Observed and modeled solar cycle variation in geocoronal hydrogen using NRLMSISE‐00 thermosphere conditions and the Bishop analytic exosphere model

High precision observations during Solar Cycle 23 using the Wisconsin H‐alpha Mapper (WHAM) Fabry‐Perot quantify a factor of 1.5 ± 0.15 higher Balmer α column emission intensity during near‐solar‐maximum than during solar minimum conditions. An unresolved question is how does the observed solar cycle variation in the hydrogen column emission compare with that calculated from the hydrogen distribution in atmospheric models? We have compared WHAM solar minimum and near‐solar‐maximum column intensity observations with calculations using the thermospheric hydrogen density profile and background thermospheric conditions from the Mass Spectrometer Incoherent Scatter (NRLMSISE‐00) empirical model extended to exospheric altitudes using the analytic exosphere model of Bishop (1991). Using this distribution, we apply the lyao_rt global resonance radiative transfer code of Bishop (1999) to calculate expected intensities that would be observed from the ground for the viewing conditions of the observations. The observed intensities are brighter than those calculated for the corresponding conditions, indicating that when MSIS is used as the thermospheric hydrogen distribution the derived intensities are too low. Additionally, both the observed and calculated WHAM hydrogen column emission intensities are higher for near‐solar‐maximum than for solar minimum conditions.

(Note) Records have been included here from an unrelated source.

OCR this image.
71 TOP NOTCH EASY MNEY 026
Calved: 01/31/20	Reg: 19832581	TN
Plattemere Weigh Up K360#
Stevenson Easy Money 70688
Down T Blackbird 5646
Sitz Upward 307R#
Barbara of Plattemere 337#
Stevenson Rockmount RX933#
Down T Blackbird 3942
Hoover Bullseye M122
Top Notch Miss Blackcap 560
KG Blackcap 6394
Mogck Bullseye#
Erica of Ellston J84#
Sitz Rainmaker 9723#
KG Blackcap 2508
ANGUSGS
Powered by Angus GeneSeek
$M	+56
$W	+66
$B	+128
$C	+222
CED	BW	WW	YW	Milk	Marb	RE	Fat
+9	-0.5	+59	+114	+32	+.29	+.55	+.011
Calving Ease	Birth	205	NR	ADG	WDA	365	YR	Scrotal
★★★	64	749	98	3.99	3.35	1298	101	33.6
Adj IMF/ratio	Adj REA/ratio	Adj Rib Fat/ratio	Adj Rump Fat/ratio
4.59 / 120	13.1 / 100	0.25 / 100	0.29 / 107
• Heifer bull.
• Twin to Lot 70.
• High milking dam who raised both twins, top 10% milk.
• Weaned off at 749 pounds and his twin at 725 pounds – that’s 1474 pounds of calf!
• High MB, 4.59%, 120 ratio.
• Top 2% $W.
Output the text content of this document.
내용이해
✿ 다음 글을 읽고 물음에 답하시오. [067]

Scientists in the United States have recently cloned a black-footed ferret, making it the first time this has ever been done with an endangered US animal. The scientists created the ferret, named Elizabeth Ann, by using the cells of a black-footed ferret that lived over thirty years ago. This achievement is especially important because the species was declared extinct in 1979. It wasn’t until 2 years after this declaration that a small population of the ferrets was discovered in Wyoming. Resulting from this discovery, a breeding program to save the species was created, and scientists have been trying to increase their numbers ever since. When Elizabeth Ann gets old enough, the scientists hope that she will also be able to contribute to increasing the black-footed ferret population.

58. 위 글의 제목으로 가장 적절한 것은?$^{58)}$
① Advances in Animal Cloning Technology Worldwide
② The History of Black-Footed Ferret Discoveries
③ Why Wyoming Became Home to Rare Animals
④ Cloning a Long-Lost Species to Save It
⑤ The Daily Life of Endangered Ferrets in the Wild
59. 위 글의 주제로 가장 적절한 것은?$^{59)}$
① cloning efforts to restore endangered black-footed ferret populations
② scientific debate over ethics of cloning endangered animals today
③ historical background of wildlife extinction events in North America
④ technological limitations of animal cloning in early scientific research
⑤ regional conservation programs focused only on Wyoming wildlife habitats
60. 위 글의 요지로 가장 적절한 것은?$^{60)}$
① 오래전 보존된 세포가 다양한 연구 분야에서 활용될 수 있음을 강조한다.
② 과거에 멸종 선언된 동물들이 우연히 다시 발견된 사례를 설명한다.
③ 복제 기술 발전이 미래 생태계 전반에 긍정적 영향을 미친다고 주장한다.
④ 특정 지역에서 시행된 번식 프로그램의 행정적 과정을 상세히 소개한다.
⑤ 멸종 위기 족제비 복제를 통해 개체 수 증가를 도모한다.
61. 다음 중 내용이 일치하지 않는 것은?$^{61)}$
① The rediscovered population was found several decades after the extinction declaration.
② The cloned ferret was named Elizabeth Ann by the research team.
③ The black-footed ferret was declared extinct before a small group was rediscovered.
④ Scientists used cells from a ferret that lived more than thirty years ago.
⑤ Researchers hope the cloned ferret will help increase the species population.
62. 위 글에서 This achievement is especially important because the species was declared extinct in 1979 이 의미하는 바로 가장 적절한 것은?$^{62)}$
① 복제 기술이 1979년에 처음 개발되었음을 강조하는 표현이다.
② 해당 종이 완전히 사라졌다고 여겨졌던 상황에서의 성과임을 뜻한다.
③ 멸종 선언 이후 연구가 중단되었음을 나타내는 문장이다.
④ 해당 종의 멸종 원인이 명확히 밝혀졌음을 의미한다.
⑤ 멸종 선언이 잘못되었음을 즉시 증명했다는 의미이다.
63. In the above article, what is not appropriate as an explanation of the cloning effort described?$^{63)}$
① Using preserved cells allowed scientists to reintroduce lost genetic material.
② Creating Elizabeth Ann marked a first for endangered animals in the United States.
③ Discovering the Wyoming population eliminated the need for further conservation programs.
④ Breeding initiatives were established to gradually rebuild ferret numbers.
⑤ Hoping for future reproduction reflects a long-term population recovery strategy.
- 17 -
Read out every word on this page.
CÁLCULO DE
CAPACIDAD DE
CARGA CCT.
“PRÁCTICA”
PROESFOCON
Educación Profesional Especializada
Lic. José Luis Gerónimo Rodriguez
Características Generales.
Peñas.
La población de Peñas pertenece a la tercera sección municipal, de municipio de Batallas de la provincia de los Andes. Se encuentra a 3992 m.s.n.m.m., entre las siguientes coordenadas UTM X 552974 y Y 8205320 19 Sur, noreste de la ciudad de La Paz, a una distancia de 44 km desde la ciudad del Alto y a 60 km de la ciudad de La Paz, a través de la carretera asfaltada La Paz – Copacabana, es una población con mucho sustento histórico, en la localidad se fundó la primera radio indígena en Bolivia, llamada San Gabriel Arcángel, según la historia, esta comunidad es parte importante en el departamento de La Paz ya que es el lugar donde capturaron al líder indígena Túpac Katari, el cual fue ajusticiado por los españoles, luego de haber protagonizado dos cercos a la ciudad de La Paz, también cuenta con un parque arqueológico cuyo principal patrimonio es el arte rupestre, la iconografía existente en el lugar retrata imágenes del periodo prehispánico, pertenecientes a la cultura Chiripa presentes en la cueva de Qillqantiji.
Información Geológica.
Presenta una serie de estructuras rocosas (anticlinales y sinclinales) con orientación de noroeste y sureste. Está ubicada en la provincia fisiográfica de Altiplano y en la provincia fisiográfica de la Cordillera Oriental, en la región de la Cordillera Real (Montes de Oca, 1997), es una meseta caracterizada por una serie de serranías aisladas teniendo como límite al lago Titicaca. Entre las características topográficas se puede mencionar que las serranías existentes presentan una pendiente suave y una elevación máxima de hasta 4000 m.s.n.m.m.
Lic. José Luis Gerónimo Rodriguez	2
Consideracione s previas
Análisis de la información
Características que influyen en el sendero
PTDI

There is better agreement between observations and intensities calculated using the evaporative analytic exosphere model at solar maximum, suggesting an underestimation of modeled satellite atoms at high altitudes. This result is consistent with sensitivity studies using the option for a quasi‐exobase for satellite atoms to account for the creation of satellite orbits from charge exchange collisions.